French pianist set to make her Boston recital debut

January 24, 2012 at 1:16 pm

By Keith Powers

Lise de la Salle will make her Boston recital debut Saturday night at Jordan Hall for the Celebrity Series.

“It’s schizophrenic to be an idol onstage and then have nobody to talk to when the concert is over.”

Lise de la Salle has been a high-profile presence on the music scene for most of her years, since the 23-year-old French pianist made her Radio France debut at age 9. Yet she  also has a firm grasp on the difficulties of balancing performing and a “normal” life.

That’s not always such an easy thing with an international itinerary as busy as that of the young Parisian, who will make her Boston recital debut Saturday night at Jordan Hall for the Celebrity Series.

She spoke on the phone from Kyoto, where she was performing a Saint-Saens concerto with Roberto Benzi; right after Boston she travels to Montreal, then back across the pond to Lucerne.

“As important as music is for me,” she says, “it helps the music to have something that comes directly from life.

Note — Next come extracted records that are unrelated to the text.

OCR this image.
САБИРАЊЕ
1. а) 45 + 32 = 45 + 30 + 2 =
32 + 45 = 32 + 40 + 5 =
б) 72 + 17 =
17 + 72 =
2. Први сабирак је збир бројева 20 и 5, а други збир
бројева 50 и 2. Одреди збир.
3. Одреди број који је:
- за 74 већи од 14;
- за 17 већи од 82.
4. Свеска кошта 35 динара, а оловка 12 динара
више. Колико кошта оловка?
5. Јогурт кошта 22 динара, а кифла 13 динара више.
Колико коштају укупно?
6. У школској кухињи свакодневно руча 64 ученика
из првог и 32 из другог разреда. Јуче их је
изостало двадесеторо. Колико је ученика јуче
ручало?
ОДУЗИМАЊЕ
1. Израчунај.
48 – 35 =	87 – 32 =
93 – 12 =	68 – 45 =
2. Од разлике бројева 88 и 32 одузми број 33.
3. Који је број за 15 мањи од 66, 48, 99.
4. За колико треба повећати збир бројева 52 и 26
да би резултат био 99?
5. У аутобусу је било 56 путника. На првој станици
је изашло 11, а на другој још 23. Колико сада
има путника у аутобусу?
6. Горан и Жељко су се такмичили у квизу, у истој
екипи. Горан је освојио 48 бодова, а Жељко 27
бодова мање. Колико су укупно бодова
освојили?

Being artistic is normal for me. My grandfather is an artist, my mother is a painter. I love painting and I go to museums whenever I can while I’m traveling.

“But when I’m home, I feel lucky to be with friends, to not plan or do anything special. I’m also lucky that since I’ve traveled so much, I know people wherever I go, and I have friends in lots of places now.”

Unlike many young artists on the career fast track, de la Salle has kept the number of her appearances limited and resisted the urge to pack her calendar. “The number of concerts haven’t increased for me lately—I prefer to play about sixty or sixty-five a year. I have a great deal of respect for my colleagues who play one hundred times a year or more, but that’s not for me. In the past two years the number of concerts has not increased for me, but the quality has. It’s going in a good direction.”

This weekend’s recital marks her second Boston appearance. The first, in November 2009, was a well-received Boston Symphony Orchestra performance of the Saint-Saens Piano Concerto No. 2, with Fabio Luisi, a favorite podium collaborator. “I’ve done so many important concerts with him,” she says of the Italian conductor. “In Boston, and last November my debut at Avery Fisher in New York. I have a fantastic relationship with him as a musician and as a human being. I feel like he knows what I want, that we’re on the same level. We don’t even speak that much in rehearsals—we see and feel music in the same way.”

For Saturday’s recital, de la Salle will open with music of Ravel and Debussy and follow that with two familiar Beethoven sonatas—Moonlight and Les Adieux—after intermission.

“The idea was to play French music in the first half,” she says, “but then to do something unique afterward. It’s my first big Boston solo recital, and I wanted it to have a combination of elements.  I have basic programs, but I always change them, depending on where I’m playing, what CDs have just come out, which country I’m in.

“As far as composers and repertoire are concerned, I don’t want to specialize. Even if I feel closer to Mozart or Beethoven, I still have Liszt and Prokofiev. I play everything from Bach to Messiaen, and I really love it all.

“In the next few years, I would love to do all the Beethoven concertos, maybe in three concerts in a row. But I still have two more to learn, and at the moment there is plenty to do.”

Lise de la Salle performs Ravel, Debussy and Beethoven 8 p.m. Saturday at Jordan Hall. Tickets are available at celebrityseries.org or by calling 617-482-6661.